Hydrostratigraphic Drilling Record Assessment (HyDRA): Assessing the Consistency and Quantitative Utility of Water Well Drillers’ Logs

Thursday, 18 December 2014
Geoffrey Bohling, Univ Kansas, Lawrence, KS, United States, Carolyn F Helm, University of Kansas, Lawrence, KS, United States and James J Butler Jr, University of Kansas, Kansas Geological Survey, Lawrence, KS, United States
The Hydrostratigraphic Drilling Record Assessment (HyDRA) project is a three-year study to develop improved methods for building groundwater flow models from drillers’ logs.

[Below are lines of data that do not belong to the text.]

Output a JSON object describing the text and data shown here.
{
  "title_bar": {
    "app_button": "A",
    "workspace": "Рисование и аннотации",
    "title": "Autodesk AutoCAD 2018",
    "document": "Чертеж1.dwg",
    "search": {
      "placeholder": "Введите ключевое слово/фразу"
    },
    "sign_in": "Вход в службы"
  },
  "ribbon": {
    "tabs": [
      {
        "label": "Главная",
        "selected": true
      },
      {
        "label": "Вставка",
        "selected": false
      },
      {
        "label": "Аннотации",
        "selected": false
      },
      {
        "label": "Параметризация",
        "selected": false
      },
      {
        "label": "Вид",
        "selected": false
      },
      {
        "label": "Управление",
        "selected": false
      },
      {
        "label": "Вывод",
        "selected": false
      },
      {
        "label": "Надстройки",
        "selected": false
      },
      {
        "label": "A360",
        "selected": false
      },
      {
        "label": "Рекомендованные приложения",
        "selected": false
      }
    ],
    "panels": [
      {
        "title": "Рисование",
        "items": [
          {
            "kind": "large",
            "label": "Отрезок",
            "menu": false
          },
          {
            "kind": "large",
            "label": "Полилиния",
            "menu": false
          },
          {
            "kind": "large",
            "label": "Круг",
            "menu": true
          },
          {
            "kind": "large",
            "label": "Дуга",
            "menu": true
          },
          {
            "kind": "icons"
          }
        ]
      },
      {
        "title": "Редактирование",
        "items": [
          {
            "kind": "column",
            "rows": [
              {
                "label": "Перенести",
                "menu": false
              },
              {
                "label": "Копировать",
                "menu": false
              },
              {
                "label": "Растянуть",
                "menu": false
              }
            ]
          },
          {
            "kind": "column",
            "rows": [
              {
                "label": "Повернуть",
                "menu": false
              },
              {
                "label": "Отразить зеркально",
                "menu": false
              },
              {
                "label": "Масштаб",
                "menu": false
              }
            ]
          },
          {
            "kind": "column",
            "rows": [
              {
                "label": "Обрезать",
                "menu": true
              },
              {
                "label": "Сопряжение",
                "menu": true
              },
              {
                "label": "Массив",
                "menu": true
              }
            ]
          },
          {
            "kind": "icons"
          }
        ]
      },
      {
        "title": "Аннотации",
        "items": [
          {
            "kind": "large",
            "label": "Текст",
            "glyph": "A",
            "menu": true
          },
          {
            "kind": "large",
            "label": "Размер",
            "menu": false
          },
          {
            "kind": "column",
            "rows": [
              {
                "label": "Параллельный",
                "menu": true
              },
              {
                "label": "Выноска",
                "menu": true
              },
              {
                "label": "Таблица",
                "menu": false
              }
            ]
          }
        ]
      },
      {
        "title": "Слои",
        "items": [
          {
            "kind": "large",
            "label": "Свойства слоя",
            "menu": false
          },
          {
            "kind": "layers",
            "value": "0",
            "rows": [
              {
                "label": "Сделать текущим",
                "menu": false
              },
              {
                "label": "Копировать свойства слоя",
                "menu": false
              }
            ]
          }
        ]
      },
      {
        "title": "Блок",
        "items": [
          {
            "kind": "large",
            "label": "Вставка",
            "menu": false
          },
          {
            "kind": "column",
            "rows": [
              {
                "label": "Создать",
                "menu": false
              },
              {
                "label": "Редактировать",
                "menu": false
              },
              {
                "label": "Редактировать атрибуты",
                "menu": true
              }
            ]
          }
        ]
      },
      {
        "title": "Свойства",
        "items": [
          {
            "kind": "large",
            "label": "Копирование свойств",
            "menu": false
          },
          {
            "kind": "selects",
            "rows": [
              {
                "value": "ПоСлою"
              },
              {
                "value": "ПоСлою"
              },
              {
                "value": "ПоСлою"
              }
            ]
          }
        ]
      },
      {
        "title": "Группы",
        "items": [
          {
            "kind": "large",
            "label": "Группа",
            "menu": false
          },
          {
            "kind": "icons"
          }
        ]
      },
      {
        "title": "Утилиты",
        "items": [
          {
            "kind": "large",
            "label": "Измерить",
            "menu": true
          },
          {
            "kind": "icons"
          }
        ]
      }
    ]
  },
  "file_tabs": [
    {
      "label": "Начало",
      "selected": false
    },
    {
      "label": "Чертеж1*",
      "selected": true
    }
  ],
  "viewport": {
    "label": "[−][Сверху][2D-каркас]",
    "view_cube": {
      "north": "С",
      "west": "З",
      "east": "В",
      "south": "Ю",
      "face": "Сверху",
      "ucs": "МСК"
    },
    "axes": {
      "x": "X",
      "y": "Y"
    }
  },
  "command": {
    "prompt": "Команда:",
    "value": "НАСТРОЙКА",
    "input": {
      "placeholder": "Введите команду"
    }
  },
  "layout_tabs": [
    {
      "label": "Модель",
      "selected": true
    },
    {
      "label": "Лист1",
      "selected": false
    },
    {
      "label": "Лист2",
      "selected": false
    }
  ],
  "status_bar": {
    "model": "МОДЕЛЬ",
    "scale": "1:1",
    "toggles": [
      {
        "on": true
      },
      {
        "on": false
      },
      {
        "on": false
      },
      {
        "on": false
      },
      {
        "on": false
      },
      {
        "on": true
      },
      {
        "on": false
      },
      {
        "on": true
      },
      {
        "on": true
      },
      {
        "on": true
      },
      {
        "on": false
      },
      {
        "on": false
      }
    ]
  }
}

Lithologic logs recorded by water well drillers represent a voluminous source of information regarding hydrostratigraphy. However, developing quantitative models from drillers’ logs is challenging due to the idiosyncratic nature of each driller’s approach to describing sediments and lithologies as well as variability in the amount of care invested in the description process. This presentation uses three approaches to assess the consistency and utility of drillers’ logs from 250 wells in the vicinity of a continuously monitored “index” well in the High Plains Aquifer in Thomas County, Kansas. The first assessment procedure will examine logs from wells in the vicinity of the index well to determine whether they show evidence of lateral confinement of a region immediately surrounding the index well, as seems to be indicated by the index well hydrograph. The second will apply a cross-validation procedure to determine the degree of consistency among logs at different wells and identify logs that are most out of keeping with logs at nearby wells. The logs are cast in quantitative terms by first representing the sediment descriptions using 72 standardized lithology terms, further categorizing the standardized lithologies into five hydraulic property categories, and then computing the proportions of the hydraulic property categories over regular ten-foot-intervals in each well. The cross-validation procedure involves using a cross-entropy measure to compare the actual category proportions in each well to those interpolated from neighboring wells. Finally, results of a groundwater flow model using property fields developed from the drillers’ logs will be briefly discussed. Comparisons between observed and simulated water levels at the index well and other continuously and annually monitored wells in the area serve as a basis for assessing the utility of the drillers’ logs in development of groundwater flow models.